Williamson and Wharton ran Boris Johnson's campaign together.
In a new reform allegedly designed to protect freedom of speech, Education Secretary Gavin Williamson will hand control over who can speak at universities to his friend and Tory peer James Wharton.
Using research from a discredited dossier, Williamson has claimed that freedom of speech is under threat because some controversial speakers have been uninvited from speaking at university events.
Unions representing students and lecturers have both denied there is any such crisis. But to fix this phantom threat, Williamson plans to give the Office for Students the power to fine universities who ‘fail to promote free speech’.
This gives a lot of power to an unelected public body and its new chair James Wharton, who ran Boris Johnson’s leadership campaign along with Gavin Williamson and was made a Tory lord in return.
By deciding how to define freedom of speech and when and how to enforce it, Wharton and his staff will essentially decide who is allowed to speak at universities and who is not.

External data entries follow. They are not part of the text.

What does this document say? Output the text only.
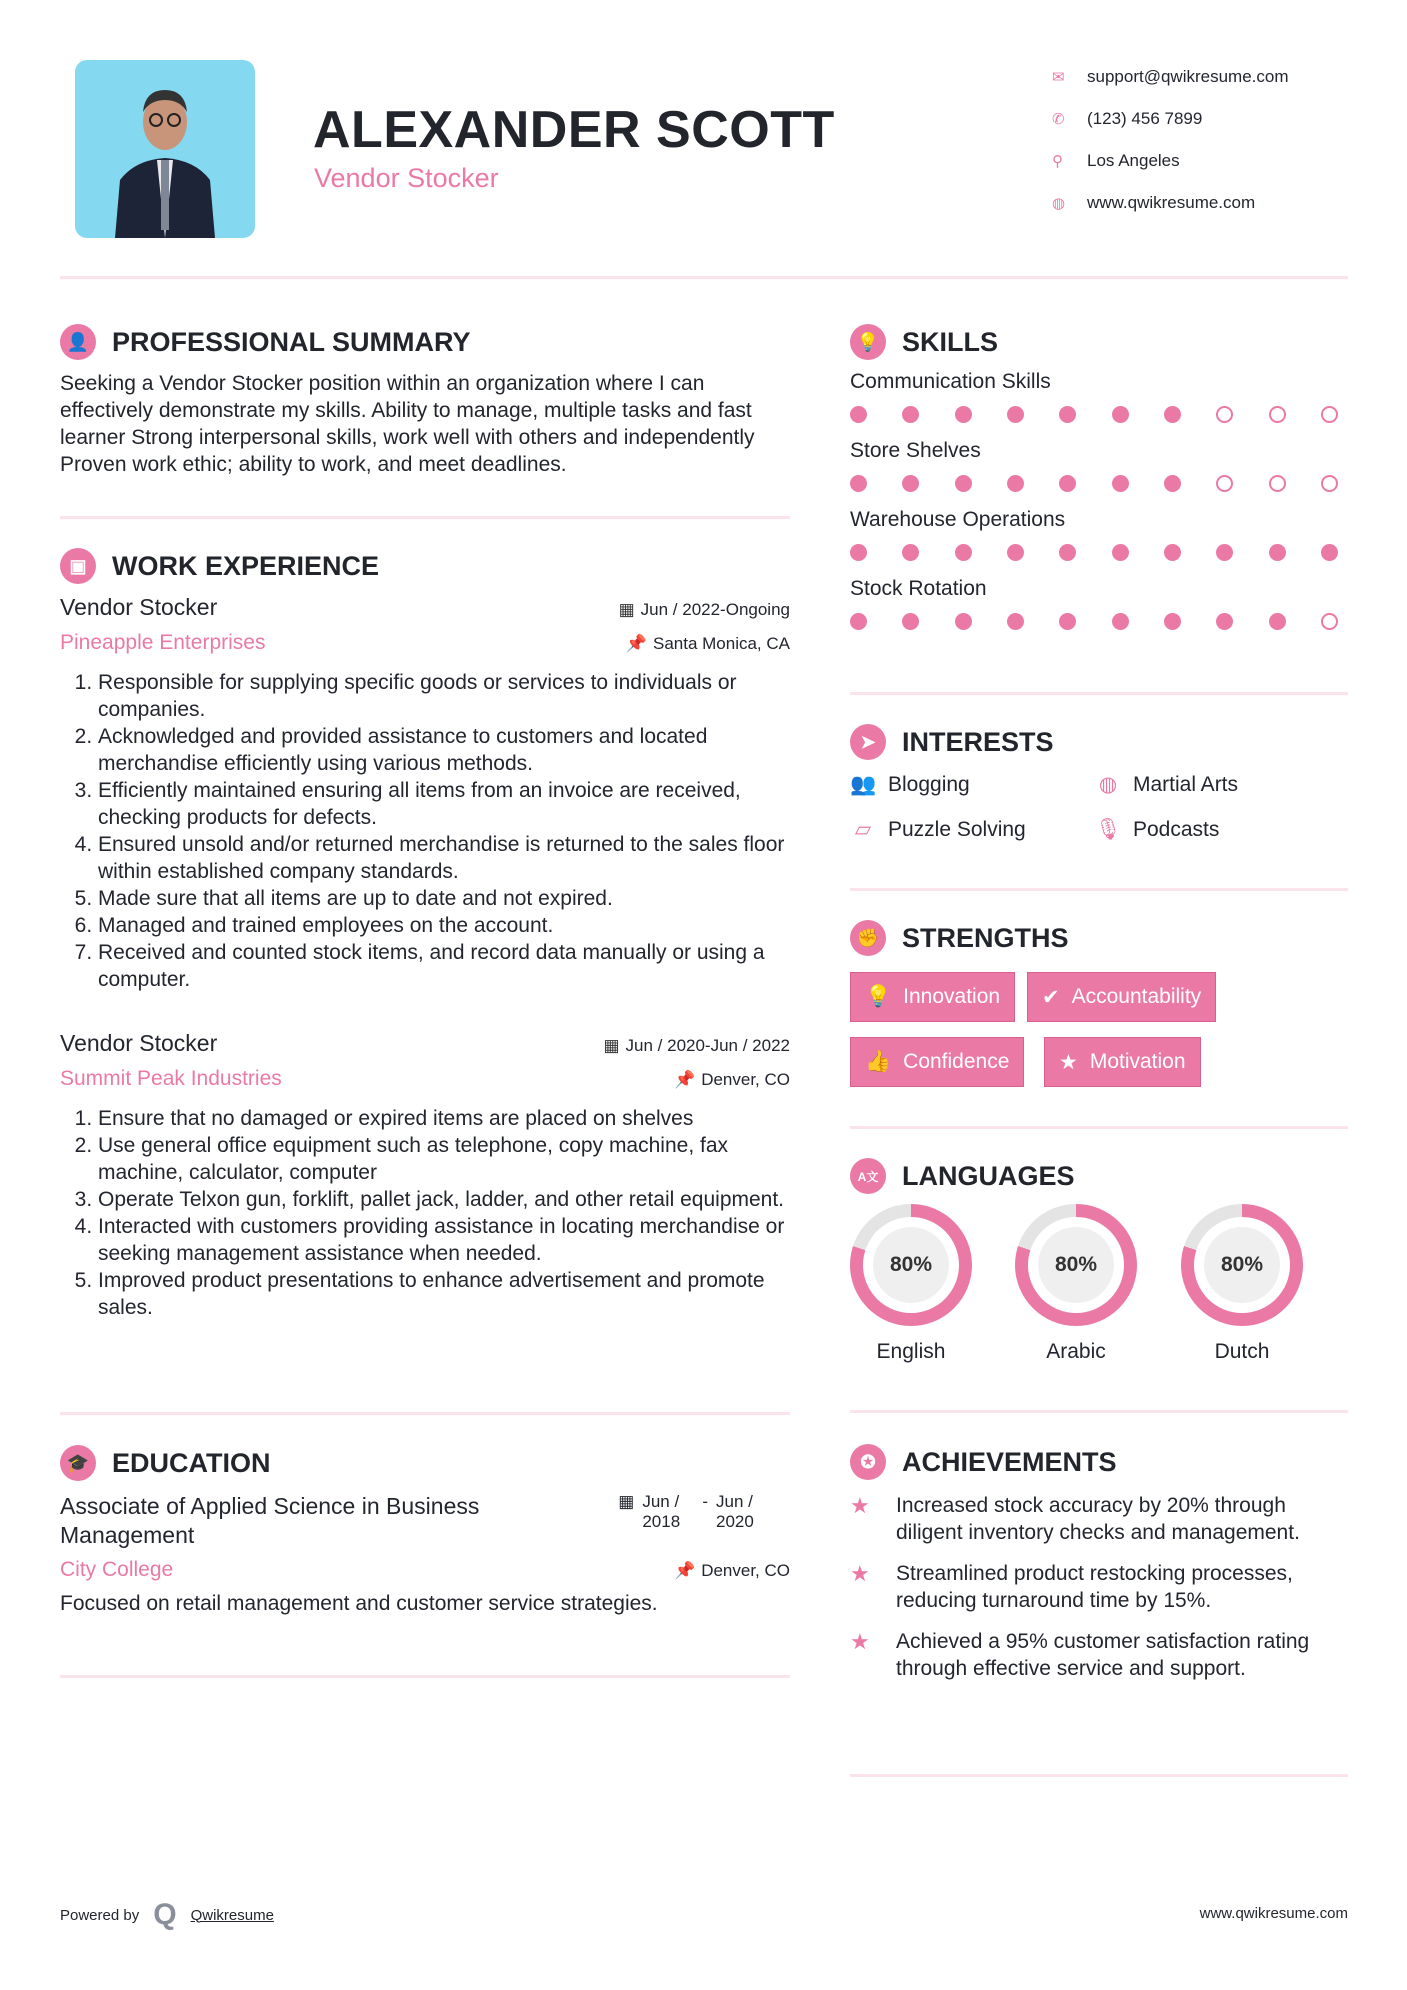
ALEXANDER SCOTT
Vendor Stocker
✉	support@qwikresume.com
✆	(123) 456 7899
⚲	Los Angeles
◍	www.qwikresume.com
👤 PROFESSIONAL SUMMARY
Seeking a Vendor Stocker position within an organization where I can effectively demonstrate my skills. Ability to manage, multiple tasks and fast learner Strong interpersonal skills, work well with others and independently Proven work ethic; ability to work, and meet deadlines.
▣ WORK EXPERIENCE
Vendor Stocker	▦ Jun / 2022-Ongoing
Pineapple Enterprises	📌 Santa Monica, CA
1. Responsible for supplying specific goods or services to individuals or companies.
2. Acknowledged and provided assistance to customers and located merchandise efficiently using various methods.
3. Efficiently maintained ensuring all items from an invoice are received, checking products for defects.
4. Ensured unsold and/or returned merchandise is returned to the sales floor within established company standards.
5. Made sure that all items are up to date and not expired.
6. Managed and trained employees on the account.
7. Received and counted stock items, and record data manually or using a computer.
Vendor Stocker	▦ Jun / 2020-Jun / 2022
Summit Peak Industries	📌 Denver, CO
1. Ensure that no damaged or expired items are placed on shelves
2. Use general office equipment such as telephone, copy machine, fax machine, calculator, computer
3. Operate Telxon gun, forklift, pallet jack, ladder, and other retail equipment.
4. Interacted with customers providing assistance in locating merchandise or seeking management assistance when needed.
5. Improved product presentations to enhance advertisement and promote sales.
🎓 EDUCATION
Associate of Applied Science in Business Management
▦ Jun / 2018
- Jun / 2020
City College	📌 Denver, CO
Focused on retail management and customer service strategies.
💡 SKILLS
Communication Skills
Store Shelves
Warehouse Operations
Stock Rotation
➤ INTERESTS
👥 Blogging	◍ Martial Arts
▱ Puzzle Solving	🎙 Podcasts
✊ STRENGTHS
💡 Innovation ✔ Accountability
👍 Confidence ★ Motivation
A文 LANGUAGES
80%
English
80%
Arabic
80%
Dutch
✪ ACHIEVEMENTS
★	Increased stock accuracy by 20% through diligent inventory checks and management.
★	Streamlined product restocking processes, reducing turnaround time by 15%.
★	Achieved a 95% customer satisfaction rating through effective service and support.
Powered by Q Qwikresume	www.qwikresume.com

This is a grave threat to academic freedom.
The university staff union UCU have warned that it’s not the only such threat. In a complaint to UNESCO, they said: “The reality is that, in the overwhelming majority of instances, UK academics report statistically significantly higher levels of systematic abuse of their academic freedom, than their European counterparts”.
One reason for this is the Conservative’s 1988 Education Act, which abolished the concept of academic tenure, removing job security from academics. That’s increasingly been replaced by short-term precarious contracts which leave staff very vulnerable to management’s whims and limits their power to choose their own research topics and voice their own opinions.

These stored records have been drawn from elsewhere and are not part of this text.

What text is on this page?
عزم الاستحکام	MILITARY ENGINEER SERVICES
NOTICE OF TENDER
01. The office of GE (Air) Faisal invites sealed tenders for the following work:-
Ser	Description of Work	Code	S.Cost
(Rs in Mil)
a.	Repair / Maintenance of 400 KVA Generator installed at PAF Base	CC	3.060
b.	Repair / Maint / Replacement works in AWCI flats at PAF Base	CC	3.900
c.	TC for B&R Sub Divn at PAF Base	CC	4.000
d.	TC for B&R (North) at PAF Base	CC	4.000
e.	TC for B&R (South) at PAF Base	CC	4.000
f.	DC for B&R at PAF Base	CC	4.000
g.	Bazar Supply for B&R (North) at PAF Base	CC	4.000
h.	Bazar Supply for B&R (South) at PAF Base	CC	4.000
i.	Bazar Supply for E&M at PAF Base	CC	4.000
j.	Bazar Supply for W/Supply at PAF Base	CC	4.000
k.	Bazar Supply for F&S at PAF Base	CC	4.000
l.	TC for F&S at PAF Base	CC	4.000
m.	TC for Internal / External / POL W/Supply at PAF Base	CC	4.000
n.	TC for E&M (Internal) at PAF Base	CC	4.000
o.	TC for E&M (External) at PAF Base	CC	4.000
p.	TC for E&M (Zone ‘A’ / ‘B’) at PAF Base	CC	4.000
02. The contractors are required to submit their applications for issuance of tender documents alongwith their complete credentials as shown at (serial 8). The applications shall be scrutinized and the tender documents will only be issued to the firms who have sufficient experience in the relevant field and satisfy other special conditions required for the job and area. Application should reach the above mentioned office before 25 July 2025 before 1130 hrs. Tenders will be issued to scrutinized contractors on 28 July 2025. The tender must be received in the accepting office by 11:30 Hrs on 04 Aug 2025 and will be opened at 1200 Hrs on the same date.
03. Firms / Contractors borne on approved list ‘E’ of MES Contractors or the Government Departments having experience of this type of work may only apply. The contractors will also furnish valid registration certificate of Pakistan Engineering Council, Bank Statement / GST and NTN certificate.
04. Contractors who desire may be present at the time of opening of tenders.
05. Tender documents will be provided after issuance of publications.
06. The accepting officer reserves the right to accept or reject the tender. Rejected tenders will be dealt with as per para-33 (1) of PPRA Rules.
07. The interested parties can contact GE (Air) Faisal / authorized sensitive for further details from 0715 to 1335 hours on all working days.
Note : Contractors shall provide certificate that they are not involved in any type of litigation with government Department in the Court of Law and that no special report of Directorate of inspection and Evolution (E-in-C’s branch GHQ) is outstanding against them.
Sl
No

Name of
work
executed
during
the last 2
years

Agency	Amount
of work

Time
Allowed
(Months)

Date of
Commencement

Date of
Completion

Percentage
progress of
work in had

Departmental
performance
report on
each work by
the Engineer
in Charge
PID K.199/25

Repeated ‘national research evaluation excercises’ means academics are under pressure to prove their research has “impact”, influencing what they look into. On top of this, academics don’t ultimately control what they teach and how they teach it or how students are examined as that power is reserved for management.
The government’s ‘Prevent’ rules, designed to counter terrorism, are also limiting what materials students and academics can access. At the University of Reading, students have to ask university management for permission to access certain books, like the Brazilian revolutionary ‘Minimanual of the Urban Guerrilla’. With all this bureaucracy, many will decide certain issues are too much hassle to investigate.
Yet instead of addressing these real academic freedom issues, or the numerous other problems education is facing right now, Gavin Williamson has chosen the headline-grabbing non-issue of ‘no platforming’.
And, when combined with the appointment of James Wharton, it looks less like he’s simply misguided and more like a cynical Whitehall power grab over centres of learning.